The clinic boasts state-of-the art equipment. “There are exceptionally stringent standards to pass the legal medical requirements, so the laminate flow air-conditioning system, for instance, which has to measure the minute particle count and which cost R2 million, is topnotch and of the highest qualification,” she said.
Her new theatre sisters, scrub nurses and sterilisation staff are highly trained and qualified.

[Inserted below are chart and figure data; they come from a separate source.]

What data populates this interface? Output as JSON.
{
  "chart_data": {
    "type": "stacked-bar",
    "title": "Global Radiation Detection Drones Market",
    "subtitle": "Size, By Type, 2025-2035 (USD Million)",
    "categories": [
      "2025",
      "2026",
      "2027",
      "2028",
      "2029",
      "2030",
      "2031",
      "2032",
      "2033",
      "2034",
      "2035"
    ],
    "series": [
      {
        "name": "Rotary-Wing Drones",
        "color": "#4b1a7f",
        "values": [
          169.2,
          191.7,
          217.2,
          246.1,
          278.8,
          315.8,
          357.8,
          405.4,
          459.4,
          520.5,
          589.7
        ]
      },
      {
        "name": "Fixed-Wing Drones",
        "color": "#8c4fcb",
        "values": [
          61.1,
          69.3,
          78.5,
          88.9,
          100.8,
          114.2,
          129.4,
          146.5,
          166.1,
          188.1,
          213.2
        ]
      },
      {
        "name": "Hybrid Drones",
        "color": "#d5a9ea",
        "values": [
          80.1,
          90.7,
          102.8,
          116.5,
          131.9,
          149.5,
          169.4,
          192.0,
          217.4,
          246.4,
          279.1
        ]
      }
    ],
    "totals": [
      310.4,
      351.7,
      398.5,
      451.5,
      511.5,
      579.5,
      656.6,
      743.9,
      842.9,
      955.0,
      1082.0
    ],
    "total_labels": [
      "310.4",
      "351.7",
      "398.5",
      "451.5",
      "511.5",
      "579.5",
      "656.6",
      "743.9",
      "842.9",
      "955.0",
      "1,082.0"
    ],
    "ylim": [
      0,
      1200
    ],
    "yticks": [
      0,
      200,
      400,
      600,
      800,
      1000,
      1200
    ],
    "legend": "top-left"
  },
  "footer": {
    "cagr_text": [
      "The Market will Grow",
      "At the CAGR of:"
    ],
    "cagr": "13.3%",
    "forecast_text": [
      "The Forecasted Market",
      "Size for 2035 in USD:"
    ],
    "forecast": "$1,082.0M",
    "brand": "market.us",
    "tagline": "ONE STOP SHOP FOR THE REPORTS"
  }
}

“There were 101 reasons to construct this new day clinic, including my vision of bringing back good old-fashioned nursing, personalised attention to detail and care, and having passionate staff who love what they do. I see the clinic as complementing the existing excellent health facilities in the area,” she said.
The Dundee-born, Pretoria Girls’ High-educated surgeon is married to an South African Airways captain, and mother to a 4and an 8-year-old. Juggling her job and often single parent role isn’t easy, but working in a field that produces so many rewards helps compensate. And compared to her registrar days of working 90 to 100 hours a week at both the Chris Hani Baragwanath Academic and Johannesburg General hospitals, and still having to study for a couple of hours a day after that, this must be plain sailing.
“We would do 30-plus hour shifts… most of it standing,” she said.
Schoenfeld is still awaiting the final stamp of approval from the board of health funders before she can officially start operating from her new day clinic – but already she has a long patient waiting list.
“My staff and I are all psyched up and ready to go,” she said.